The nuclear powered plane provider USS Enterprise (CVN 65) surges by way of the water of the Atlantic Ocean. Enterprise is one in all seven plane carriers concerned in Summer Pulse 2004. Summer Pulse 2004 is the simultaneous deployment of seven plane provider strike teams (CSGs), demonstrating the flexibility of the Navy to offer credible fight energy throughout the globe, in 5 theaters with different U.S., allied, and coalition army forces. Summer Pulse is the Navy’s first deployment underneath its new Fleet Readiness Plan (FRP). The strike group will conduct a scheduled coaching train adopted by abroad Pulse operations.
(Official US Navy picture by Photographer’s Mate Airman Rob Gaston)
(Image launched by LT Okay.R. Stephens, PAO CVN 65)

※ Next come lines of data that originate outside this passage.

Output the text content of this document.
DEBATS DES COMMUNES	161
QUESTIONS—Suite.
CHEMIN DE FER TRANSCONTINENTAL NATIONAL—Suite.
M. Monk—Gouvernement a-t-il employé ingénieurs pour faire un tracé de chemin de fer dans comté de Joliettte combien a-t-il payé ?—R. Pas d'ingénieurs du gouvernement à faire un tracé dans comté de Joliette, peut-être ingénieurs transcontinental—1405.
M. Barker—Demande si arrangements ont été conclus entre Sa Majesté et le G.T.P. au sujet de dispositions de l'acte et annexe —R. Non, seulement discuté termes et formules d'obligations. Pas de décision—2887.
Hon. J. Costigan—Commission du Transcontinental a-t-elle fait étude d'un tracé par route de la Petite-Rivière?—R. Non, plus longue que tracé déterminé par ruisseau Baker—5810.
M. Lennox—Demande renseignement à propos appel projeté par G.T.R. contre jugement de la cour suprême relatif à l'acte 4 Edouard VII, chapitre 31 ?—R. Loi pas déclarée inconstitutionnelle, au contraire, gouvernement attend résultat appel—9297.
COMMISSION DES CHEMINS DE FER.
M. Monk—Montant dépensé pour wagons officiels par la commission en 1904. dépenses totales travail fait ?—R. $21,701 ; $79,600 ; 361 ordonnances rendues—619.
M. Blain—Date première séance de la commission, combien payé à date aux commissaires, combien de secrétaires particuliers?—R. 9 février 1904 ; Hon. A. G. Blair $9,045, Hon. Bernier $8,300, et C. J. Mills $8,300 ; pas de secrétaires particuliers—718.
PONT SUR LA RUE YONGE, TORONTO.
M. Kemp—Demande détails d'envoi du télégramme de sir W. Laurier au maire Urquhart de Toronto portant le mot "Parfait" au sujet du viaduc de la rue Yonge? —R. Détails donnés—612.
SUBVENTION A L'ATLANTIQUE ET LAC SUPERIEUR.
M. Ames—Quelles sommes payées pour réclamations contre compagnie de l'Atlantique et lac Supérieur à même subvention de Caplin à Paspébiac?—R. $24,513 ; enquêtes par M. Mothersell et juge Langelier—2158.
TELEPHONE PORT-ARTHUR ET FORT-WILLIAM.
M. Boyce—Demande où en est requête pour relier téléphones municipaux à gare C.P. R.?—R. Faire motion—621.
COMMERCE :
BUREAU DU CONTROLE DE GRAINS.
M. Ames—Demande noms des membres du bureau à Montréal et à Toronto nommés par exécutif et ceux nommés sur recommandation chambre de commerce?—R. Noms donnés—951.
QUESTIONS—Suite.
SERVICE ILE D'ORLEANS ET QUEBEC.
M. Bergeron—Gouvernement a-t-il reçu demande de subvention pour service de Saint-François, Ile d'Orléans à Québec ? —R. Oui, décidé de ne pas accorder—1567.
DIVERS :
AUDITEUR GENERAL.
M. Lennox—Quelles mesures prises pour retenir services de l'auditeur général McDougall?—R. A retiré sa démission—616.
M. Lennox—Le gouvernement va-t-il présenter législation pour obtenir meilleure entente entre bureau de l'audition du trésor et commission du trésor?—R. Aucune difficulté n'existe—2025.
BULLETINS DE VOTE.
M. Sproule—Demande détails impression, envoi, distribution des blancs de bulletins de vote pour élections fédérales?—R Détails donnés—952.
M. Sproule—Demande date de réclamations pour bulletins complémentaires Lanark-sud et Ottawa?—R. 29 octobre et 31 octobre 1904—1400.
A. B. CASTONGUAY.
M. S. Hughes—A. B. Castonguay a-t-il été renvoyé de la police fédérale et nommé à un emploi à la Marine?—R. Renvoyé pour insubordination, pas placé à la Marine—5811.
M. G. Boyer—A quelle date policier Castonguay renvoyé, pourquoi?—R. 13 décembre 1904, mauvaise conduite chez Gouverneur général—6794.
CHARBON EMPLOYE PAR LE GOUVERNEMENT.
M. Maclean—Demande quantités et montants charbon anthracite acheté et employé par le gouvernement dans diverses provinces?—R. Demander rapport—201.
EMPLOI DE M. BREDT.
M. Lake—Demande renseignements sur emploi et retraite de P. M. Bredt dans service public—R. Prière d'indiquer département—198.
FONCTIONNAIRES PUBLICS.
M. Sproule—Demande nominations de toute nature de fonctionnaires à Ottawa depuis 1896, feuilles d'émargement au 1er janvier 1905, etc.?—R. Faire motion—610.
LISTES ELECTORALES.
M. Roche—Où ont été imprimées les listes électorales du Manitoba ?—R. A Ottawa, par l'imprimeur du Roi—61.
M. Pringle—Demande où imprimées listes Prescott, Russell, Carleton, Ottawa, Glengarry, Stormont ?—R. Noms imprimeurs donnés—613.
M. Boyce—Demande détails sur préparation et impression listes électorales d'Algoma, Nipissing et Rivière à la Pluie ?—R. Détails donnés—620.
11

Nov. 25, 1961: The U.S. Navy’s first nuclear powered plane provider, USS Enterprise, is commissioned. Enterprise was constructed by Newport News Shipbuilding in Newport News, Va., and was the one ship of her class. Enterprise had a crew of 4,600. She was inactivated on Dec. 1, 2012, sand formally decommissioned on Feb. 3, 2017, after 55 years of service. Left: the USS Enterprise is formally christened on Sept. 24, 1960, sponsored by Mrs. W.B. Franke, spouse of the previous secretary of the Navy. Right: The USS Enterprise underway within the Atlantic Ocean, June 14, 2004.